1 750mL bottle Bulleit bourbon
1/4 cup bacon fat (or 1/2 lb good-quality bacon, such as Benton’s)
If you aren’t starting with rendered fat, throw the bacon in a skillet and start cooking. Since we’re after the fat, you’re better off cooking it on medium-low. That will give more time for the fat to render before the bacon starts to burn. In the end, you need about a 1/4 cup of fat; if you don’t get quite that much, don’t worry about it.
While the bacon is cooking, pour the entire bottle of bourbon into a large-mouthed glass container. (I use a big glass measuring cup.) This vessel is important, for a couple reasons. First, the glass will not leach any part of itself into your bourbon; plastic sometimes does. The large mouth is also important, as you’ll see in just a second.
Pour the rendered fat into the bourbon. To ensure the bacon fat really has a chance to infuse, mix it in with either a whisk or immersion blender. Then, cover it with plastic wrap, and leave it on the counter.
After an hour or two, dip a spoon into the bourbon and taste it. It’ll feel a little greasy in your mouth, but ignore that–focus on the taste. Specifically, do you like the level of smoke in the bourbon? If you like it, it’s time to move on. If not, let it sit longer. If your bacon is especially smoky, you probably won’t want it to go much longer than that, but it’s a matter of taste. If it’s weaker bacon, you may want to let it go for 12 hours, maybe more.
When the bourbon is to your liking, throw it in the freezer for a couple hours, until all the fat has solidified at the top of the container. (And THAT is why the container needs a wide mouth.) Simply scoop out the solid fat and you’re almost done. For good measure, strain the bourbon through a coffee filter; that will help get out any fat that was left behind. And that’s it! Funnel it back into the original container, and start making those bacon-infused old-fashioneds.
If you want an even easier recipe, this is the one for you. No cooking, no freezing. Plus, vanilla naturally pairs with bourbon; it lends a sweet aroma to the bourbon without actually imparting any sugar.
1 750mL bottle Bulleit bourbon
2 fresh vanilla beans
–A “fresh” vanilla bean is one that is shiny on the outside and is still moist/pliable. If your beans are purchased in a sealed jar, as they’re often sold, you should be good to go.
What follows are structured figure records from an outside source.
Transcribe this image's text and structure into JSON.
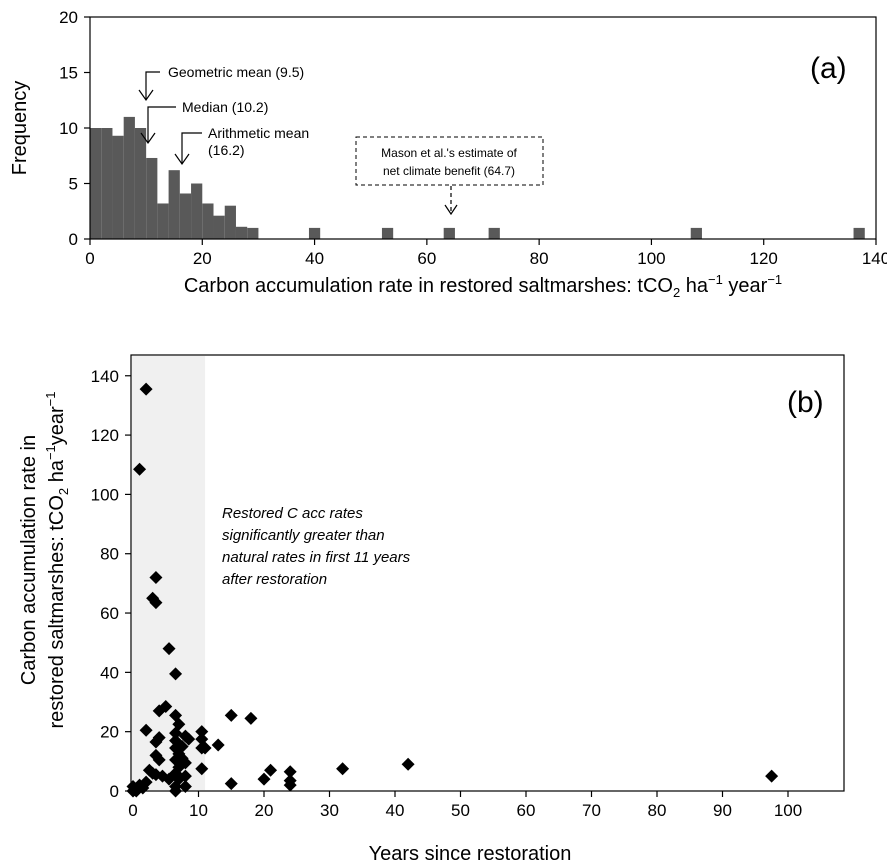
{
  "chart_data": [
    {
      "type": "bar",
      "panel_label": "(a)",
      "xlabel": {
        "main": "Carbon accumulation rate in restored saltmarshes: tCO",
        "sub": "2",
        "tail": " ha",
        "sup1": "−1",
        "mid": " year",
        "sup2": "−1"
      },
      "ylabel": "Frequency",
      "xlim": [
        0,
        140
      ],
      "ylim": [
        0,
        20
      ],
      "xticks": [
        0,
        20,
        40,
        60,
        80,
        100,
        120,
        140
      ],
      "yticks": [
        0,
        5,
        10,
        15,
        20
      ],
      "bin_width": 2,
      "bars": [
        {
          "x0": 0,
          "count": 10
        },
        {
          "x0": 2,
          "count": 10
        },
        {
          "x0": 4,
          "count": 9.3
        },
        {
          "x0": 6,
          "count": 11
        },
        {
          "x0": 8,
          "count": 10
        },
        {
          "x0": 10,
          "count": 7.3
        },
        {
          "x0": 12,
          "count": 3.2
        },
        {
          "x0": 14,
          "count": 6.2
        },
        {
          "x0": 16,
          "count": 4.1
        },
        {
          "x0": 18,
          "count": 5
        },
        {
          "x0": 20,
          "count": 3.2
        },
        {
          "x0": 22,
          "count": 2.1
        },
        {
          "x0": 24,
          "count": 3
        },
        {
          "x0": 26,
          "count": 1.1
        },
        {
          "x0": 28,
          "count": 1
        },
        {
          "x0": 39,
          "count": 1
        },
        {
          "x0": 52,
          "count": 1
        },
        {
          "x0": 63,
          "count": 1
        },
        {
          "x0": 71,
          "count": 1
        },
        {
          "x0": 107,
          "count": 1
        },
        {
          "x0": 136,
          "count": 1
        }
      ],
      "annotations": [
        {
          "text": "Geometric mean (9.5)",
          "x": 9.5
        },
        {
          "text": "Median (10.2)",
          "x": 10.2
        },
        {
          "text1": "Arithmetic mean",
          "text2": "(16.2)",
          "x": 16.2
        },
        {
          "text1": "Mason et al.'s estimate of",
          "text2": "net climate benefit (64.7)",
          "x": 64.7
        }
      ],
      "colors": {
        "bar": "#595959"
      }
    },
    {
      "type": "scatter",
      "panel_label": "(b)",
      "xlabel": "Years since restoration",
      "ylabel": {
        "line1": "Carbon accumulation rate in",
        "line2": "restored saltmarshes: tCO",
        "sub": "2",
        "tail": " ha",
        "sup1": "−1",
        "mid": "year",
        "sup2": "−1"
      },
      "xlim": [
        -1,
        109
      ],
      "ylim": [
        0,
        147
      ],
      "xticks": [
        0,
        10,
        20,
        30,
        40,
        50,
        60,
        70,
        80,
        90,
        100
      ],
      "yticks": [
        0,
        20,
        40,
        60,
        80,
        100,
        120,
        140
      ],
      "shaded_region": [
        0,
        11
      ],
      "annotation": [
        "Restored C acc rates",
        "significantly greater than",
        "natural rates in first 11 years",
        "after restoration"
      ],
      "colors": {
        "marker": "#000000",
        "shade": "#f0f0f0"
      },
      "points": [
        [
          2,
          135.5
        ],
        [
          1,
          108.5
        ],
        [
          3.5,
          72
        ],
        [
          3,
          65
        ],
        [
          3.5,
          63.5
        ],
        [
          5.5,
          48
        ],
        [
          6.5,
          39.5
        ],
        [
          2,
          20.5
        ],
        [
          4,
          27
        ],
        [
          5,
          28.5
        ],
        [
          6.5,
          25.5
        ],
        [
          7,
          22.5
        ],
        [
          6.5,
          19.5
        ],
        [
          6.5,
          17
        ],
        [
          6.5,
          14.5
        ],
        [
          7,
          12.5
        ],
        [
          6.5,
          10.5
        ],
        [
          7,
          8
        ],
        [
          6.5,
          6
        ],
        [
          7,
          4
        ],
        [
          6.5,
          1.5
        ],
        [
          6.5,
          0
        ],
        [
          4,
          18
        ],
        [
          3.5,
          16.5
        ],
        [
          3.5,
          12
        ],
        [
          3.5,
          5.5
        ],
        [
          4.5,
          5
        ],
        [
          5.5,
          4
        ],
        [
          4,
          10.5
        ],
        [
          3,
          6
        ],
        [
          2.5,
          7
        ],
        [
          2,
          3
        ],
        [
          1,
          2
        ],
        [
          0,
          1.5
        ],
        [
          0,
          0
        ],
        [
          0.5,
          0
        ],
        [
          1.5,
          1
        ],
        [
          8,
          18.5
        ],
        [
          8.5,
          17.5
        ],
        [
          7.5,
          15
        ],
        [
          7.5,
          11
        ],
        [
          8,
          9.5
        ],
        [
          8,
          5
        ],
        [
          8,
          1.5
        ],
        [
          10.5,
          20
        ],
        [
          10.5,
          17.5
        ],
        [
          11,
          14.5
        ],
        [
          10.5,
          14.5
        ],
        [
          10.5,
          7.5
        ],
        [
          13,
          15.5
        ],
        [
          15,
          25.5
        ],
        [
          18,
          24.5
        ],
        [
          15,
          2.5
        ],
        [
          20,
          4
        ],
        [
          21,
          7
        ],
        [
          24,
          6.5
        ],
        [
          24,
          3.5
        ],
        [
          24,
          2
        ],
        [
          32,
          7.5
        ],
        [
          42,
          9
        ],
        [
          97.5,
          5
        ]
      ]
    }
  ]
}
Start this infusion by once again pouring all the bourbon into a glass container. Then, with a paring knife, split the vanilla beans all the way down the middle, exposing all the vanilla seeds. After that, simply toss the opened vanilla beans into the bourbon, giving the bourbon a stir to agitate some of the seeds loose. Cover the container, and let it sit on the counter for 4-5 days, giving it a stir once or twice each day.
After that time, the bourbon will smell absolutely amazing. All that’s left is to remove the pods and funnel the bourbon back into the original container. If you want to remove all the seeds, which is optional, simply pour the bourbon through a coffee filter before rebottling it. Because of the sweet aroma, I like to drink this bourbon after dinner, on its own with just a single cube of ice.
Like Trey said, these infused bourbons would make great gifts! If you don’t want to use the bottle the bourbon came in, mason (canning) jars are a great alternative. Most grocery or craft stores carry mason jars — and purchasing a flat means you can split a batch among multiple people or give friends a variety of flavors. All you need to do add a handwritten label identifying your blend and tie a ribbon around the center!
If you really want to take the gift over the top, pair your moonshine with a vintage decanter, a pair of vintage old fashioned glasses, a vintage cocktail book, or go big and do all of the above with a silver cocktail tray (very Mad Men-esque)!